Walk through town sober at 3am on Saturday night and it’s like peering into one of Dante’s lesser-known circles of hell; streets awash with bodily fluids and half-eaten burgers, brawls and tears and smashed bottles and laddered tights. Don’t stop to see what’s happening in that doorway over there. You really, really don’t want to know.
Given the normal reticence of Irish people, maybe the decisiveness of someone who’s half-cut appears admirable. It’s sad to think that for some Irish people drinking is a catharsis, a way of escaping repression and social anxiety, but I’ve no doubt that’s true.
For many people, drinking — within reason — is fun. Human beings have always had a fondness for intoxicants. In medieval times, when clean water was in short supply, brewing beer ensured that you (and your children, who drank ‘small ale’, which had a lower alcohol content) had a supply of clean liquid to drink, with the added benefit of B vitamins and calories. This meant, in the words of one historian, that “the normal state of consciousness throughout Mediaeval Europe was probably one of mild intoxication”.

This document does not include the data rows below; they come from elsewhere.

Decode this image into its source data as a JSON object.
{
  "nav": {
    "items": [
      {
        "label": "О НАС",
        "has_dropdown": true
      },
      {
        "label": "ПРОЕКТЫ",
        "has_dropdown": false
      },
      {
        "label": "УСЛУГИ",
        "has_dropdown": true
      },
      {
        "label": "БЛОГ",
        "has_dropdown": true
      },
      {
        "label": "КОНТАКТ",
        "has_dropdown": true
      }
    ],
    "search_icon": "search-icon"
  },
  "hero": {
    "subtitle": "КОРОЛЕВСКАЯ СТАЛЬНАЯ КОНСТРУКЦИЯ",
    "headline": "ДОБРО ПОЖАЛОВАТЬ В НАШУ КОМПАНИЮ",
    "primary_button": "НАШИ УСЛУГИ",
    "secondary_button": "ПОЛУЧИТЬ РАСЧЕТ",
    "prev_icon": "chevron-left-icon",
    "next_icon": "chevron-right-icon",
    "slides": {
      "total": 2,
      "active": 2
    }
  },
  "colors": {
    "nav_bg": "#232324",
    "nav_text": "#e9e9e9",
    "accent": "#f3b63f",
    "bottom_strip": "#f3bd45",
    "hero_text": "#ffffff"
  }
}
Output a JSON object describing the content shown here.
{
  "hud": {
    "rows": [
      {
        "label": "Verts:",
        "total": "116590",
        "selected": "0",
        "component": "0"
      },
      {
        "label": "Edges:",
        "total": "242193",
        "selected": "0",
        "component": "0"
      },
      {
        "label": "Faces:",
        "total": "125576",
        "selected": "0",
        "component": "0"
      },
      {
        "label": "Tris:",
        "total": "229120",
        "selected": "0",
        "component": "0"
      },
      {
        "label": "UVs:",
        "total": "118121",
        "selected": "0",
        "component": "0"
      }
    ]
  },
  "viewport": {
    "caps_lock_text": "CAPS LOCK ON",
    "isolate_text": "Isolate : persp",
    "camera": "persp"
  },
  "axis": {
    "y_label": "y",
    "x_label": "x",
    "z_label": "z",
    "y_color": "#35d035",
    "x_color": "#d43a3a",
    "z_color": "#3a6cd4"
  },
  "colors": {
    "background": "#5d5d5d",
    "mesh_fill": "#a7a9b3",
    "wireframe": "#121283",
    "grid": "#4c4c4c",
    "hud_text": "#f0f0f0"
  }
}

Images of a large, bearded figure, probably heavily modelled on Brian Blessed in Blackadder, plonking his tankard down on a table and roaring, “Nonsense! Cut all their heads off!” spring to mind. But this may not be so far from the truth; many influential political decisions — ‘should we go on a crusade, or will we have another crack at France’? — were made in states of inebriation. And you can’t get any higher social standing than a throne in which to conduct your quaffing and blustering.
Maybe it’s a primate thing; vervet monkeys, on Barbados and St Kitt’s, have long been observed draining abandoned drinks at beach bars.
This prompted a study, back in 1990, and the monkeys were shown to have striking similarities to humans in their patterns of consumption. Four groups were identified: heavy, abusive drinkers; heavy, habitual drinkers; mild social drinkers; and teetotallers. Most of the troupe leaders fell into the heavy-habitual drinker category.
These monkeys are aggressive, drink heavily and get in fights, and yet they are in dominant positions socially. A lot like us humans, with whom they share 82.4% of their DNA.
Certainly, I’m right about everything, not to mention wittier, after a couple of drinks. My voice gets louder, I approach strangers with greater ease, and my dancing is clearly elevated to a nearly professional level. But that’s after a couple of drinks.
The worrying thing about ‘Drinking to reach the Top’ is that it mentions an upper limit of 12 drinks. After 12 drinks, the only people I’d be popular with would be the night staff of A&E.